Saturday, February 17, 2007

 
Cinderella's Worst Nightmare!

Everyone can remember trying to blow up one of those long thin balloons as a child. You could huff and puff until your cheeks turned as red as Santa’s on Christmas Eve, but all was to no avail. Then you learned the secret—grab the rubber by the tip, pull and then blow. It worked almost every time. Once it was fully inflated, nothing was more fun (as a child, of course) than to put two fingers on the lips of the balloon and pull and then let the air go screeching out. It was always great fun the first three or four times, until Mom had had enough and put a stop to it. Another big deal was to buy one of those helium-filled balloons at the fair, take it home—if it survived that long—and let it float against the ceiling. Then the betting began: who could predict when it would lose its air and topple to the floor? Hey! Things were kind of slow back in them good old days. A well-tied balloon might possibly make it for two days, but by then it was a shriveled little piece of its former self. Maybe not much bigger than two of your fingers. Most of the time it would simply fall to the floor during the middle of the night when no one was watching. Hey! Things were not that slow during the good old days.
Skip about 50 something years to the present. My granddaughter had come to Florida to celebrate her 4th birthday and we just happened to be close by. We all indulged in a bit of cake at Chef Mickey’s. Then she visited one of Disney’s Theme Parks where she received a celebration token that would last forever—a Cinderella Balloon.
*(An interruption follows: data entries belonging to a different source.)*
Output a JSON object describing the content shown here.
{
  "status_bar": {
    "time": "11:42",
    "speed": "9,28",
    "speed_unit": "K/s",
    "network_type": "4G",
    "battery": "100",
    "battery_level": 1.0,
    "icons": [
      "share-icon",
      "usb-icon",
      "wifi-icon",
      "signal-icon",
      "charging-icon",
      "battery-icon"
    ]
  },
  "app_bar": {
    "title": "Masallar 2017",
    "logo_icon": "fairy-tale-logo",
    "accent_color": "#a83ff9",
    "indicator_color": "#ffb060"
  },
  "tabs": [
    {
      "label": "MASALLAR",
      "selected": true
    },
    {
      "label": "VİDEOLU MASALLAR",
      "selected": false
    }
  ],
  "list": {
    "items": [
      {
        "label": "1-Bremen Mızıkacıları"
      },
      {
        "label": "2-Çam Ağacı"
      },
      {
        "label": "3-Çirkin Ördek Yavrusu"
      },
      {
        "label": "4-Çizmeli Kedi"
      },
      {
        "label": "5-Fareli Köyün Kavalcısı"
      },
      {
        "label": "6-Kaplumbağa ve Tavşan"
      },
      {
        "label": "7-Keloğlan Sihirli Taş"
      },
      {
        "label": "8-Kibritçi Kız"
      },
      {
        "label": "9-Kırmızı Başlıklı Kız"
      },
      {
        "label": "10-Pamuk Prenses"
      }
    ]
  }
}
This was no cheap latex or rubber version, but a top of the line Mylar product filled with half a cylinder of helium. The Mylar had two extensions shaped like castle turrets and was anchored by three heavy, plastic Mickey heads to keep it from flying off into the wild blue yonder. It was a great keepsake but it just was not going to be able to make the plane trip back home. My daughter asked me if I would take it with us in our car when we returned. Not knowing exactly what I was in for, I agreed. It would make its way back to Houston in one piece and would be used over and over again—a nice accoutrement for her Cinderella dress.
Now not having had all that experience with Mylar balloons, I expected it to lose much, if not all, of its helium in the next week. However, after three days there was no recognizable sign of any air lost. It still needed all three Mickey heads to anchor it. So I decided to provide a little assistance of my own. I carefully loosened the red ribbon that locked in its precious supply of air. I could not feel any air movement on my face or hand. What the heck! Remembering the slow leak time of my youth, I decided to give it 24 hours to start coming apart. After another 24 hours there was still no visible loss of lift. This was going to be more difficult than I had ever imagined. Working very carefully at the air-input hole, I carefully pried apart the sealed area—expecting to feel a loud swoosh or possibly that childhood screeching noise. But, there was only dead silence. I gave it a grandfatherly hug and still there was only silence. I gave it a powerful bear hug and still nothing. I then fashioned from a sheet of paper a hollow roll that I inserted in the balloon to aid in the escape of the air. I went to bed. I had already figured out that things could still move pretty slow even in the 21st century.
The next morning I awoke, poured myself a cup of coffee and wandered over to look at that darn balloon. There were a few wrinkles that I had not noticed earlier. I felt encouraged. I pressed on the Mylar expecting to hear that long awaited swoosh. Nothing but the sounds of Silence. This was rapidly becoming very annoying. Maybe my hollow roll was not allowing any air to escape—discernable or indiscernible. I then did something very stupid. I placed my makeshift straw in my mouth and blew. The castle expanded and threatened to burst at its seams. OK. Unless there was some unknown air lock, air could enter Cinderella humble abode and presumably could exit as well. The only thing was—it wasn’t.
I then remembered all of those science experiments from years ago. I decided to suck out some of that air. If my wife suddenly heard a very high-pitched voice and ran to see what stranger was in our room, I would know that my new experiment had succeeded. I said “something” in a very loud voice. I sounded normal to myself. My wife simply ignored me completely as she always does in a time like this.
More drastic measures were needed as we were scheduled to get in the car with that “thing” in less than 24 hours. I went to the car and found an unused straw still in its pristine wrapper. I unwrapped it and carefully inserted it through my makeshift straw. I thought that I felt a slight wisp of air on my cheek, but I could simply be delusional by now. I decided that it was time for another prolonged bear hug. After 5 minutes of unrelenting pressure, I thought I detected a wrinkle where there had been no wrinkle just a few minutes earlier. Another five minutes and a definite wrinkle appeared. Unless the air was re-positioning itself, this was really working. After a total of 30 minutes, the balloon seemed to have lost maybe 5 percent of its volume. About two hours later, the air was completely gone and Cinderella and her castle now resembled a crumpled good-for-nothing frog. I retired for the night.
The next morning I awoke and poured myself a cup of coffee and wandered over to take a last gander at the Mylar before packing it away in my suitcase. Somehow it had managed to partly resuscitate itself and was back to 5 percent of its original size. Cheez! Why can’t they just make thing like they used to!